The Championship Course, along which the race is conducted

Cambridge won the toss and elected to start from the Middlesex side of the river, handing the Surrey station to Oxford. The race started at 11.14 a.m. and was "rowed on an exceptionally sluggish tide". Cambridge made a good start and held a half-length lead at Hammersmith Bridge. As the bend of the river began to give advantage to the Surrey side, Oxford drew back into contention and the crews were level at the bottom of Chiswick Reach. The position of moored barges provided a good course and smooth water for the Dark Blues who took a half-length lead.

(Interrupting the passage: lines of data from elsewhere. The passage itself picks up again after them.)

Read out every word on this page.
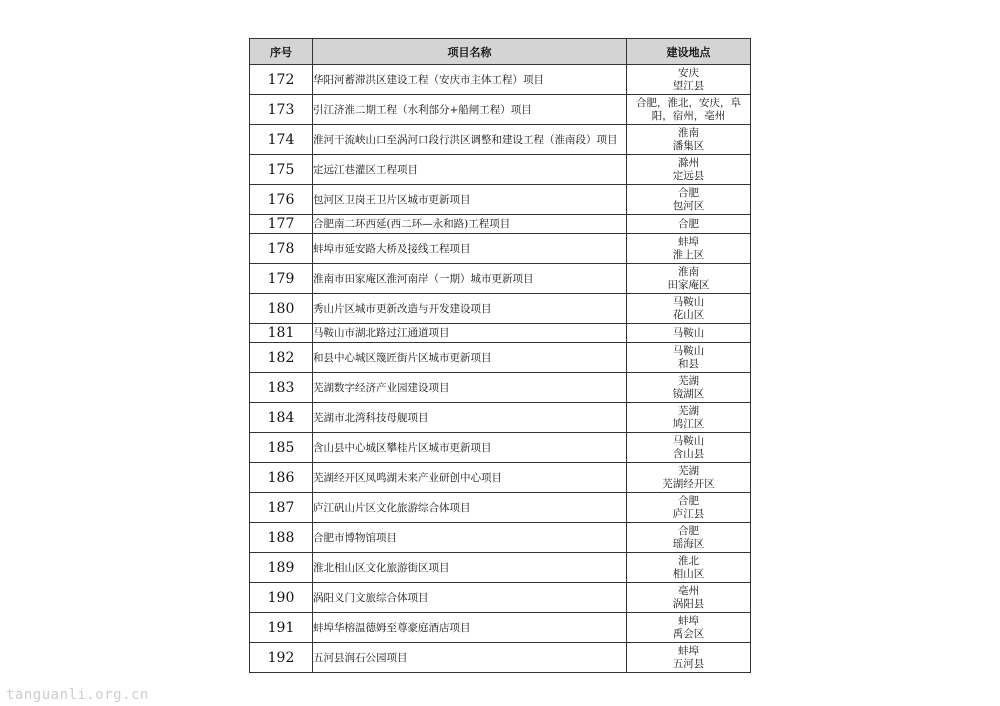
序号	项目名称	建设地点
172	华阳河蓄滞洪区建设工程（安庆市主体工程）项目	安庆
望江县

173	引江济淮二期工程（水利部分+船闸工程）项目	合肥，淮北，安庆，阜
阳，宿州，亳州

174	淮河干流峡山口至涡河口段行洪区调整和建设工程（淮南段）项目	淮南
潘集区

175	定远江巷灌区工程项目	滁州
定远县

176	包河区卫岗王卫片区城市更新项目	合肥
包河区

177	合肥南二环西延(西二环—永和路)工程项目	合肥

178	蚌埠市延安路大桥及接线工程项目	蚌埠
淮上区

179	淮南市田家庵区淮河南岸（一期）城市更新项目	淮南
田家庵区

180	秀山片区城市更新改造与开发建设项目	马鞍山
花山区

181	马鞍山市湖北路过江通道项目	马鞍山

182	和县中心城区篾匠街片区城市更新项目	马鞍山
和县

183	芜湖数字经济产业园建设项目	芜湖
镜湖区

184	芜湖市北湾科技母舰项目	芜湖
鸠江区

185	含山县中心城区攀桂片区城市更新项目	马鞍山
含山县

186	芜湖经开区凤鸣湖未来产业研创中心项目	芜湖
芜湖经开区

187	庐江矾山片区文化旅游综合体项目	合肥
庐江县

188	合肥市博物馆项目	合肥
瑶海区

189	淮北相山区文化旅游街区项目	淮北
相山区

190	涡阳义门文旅综合体项目	亳州
涡阳县

191	蚌埠华榕温德姆至尊豪庭酒店项目	蚌埠
禹会区

192	五河县润石公园项目	蚌埠
五河县
tanguanli.org.cn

Despite this, fatigue began to set in to the Oxford crew and Cambridge came back into contention. With a steady rhythm, the Light Blues were level at the Bathing Place of Athens and held a clear water advantage by The Bull's Head pub. A length ahead by Barnes Bridge, Cambridge pulled further ahead to win by 3 1/2 lengths in a time of 22 minutes 35 seconds. It was Cambridge's fifth consecutive victory and took the overall record to 16-15 in favour of Oxford.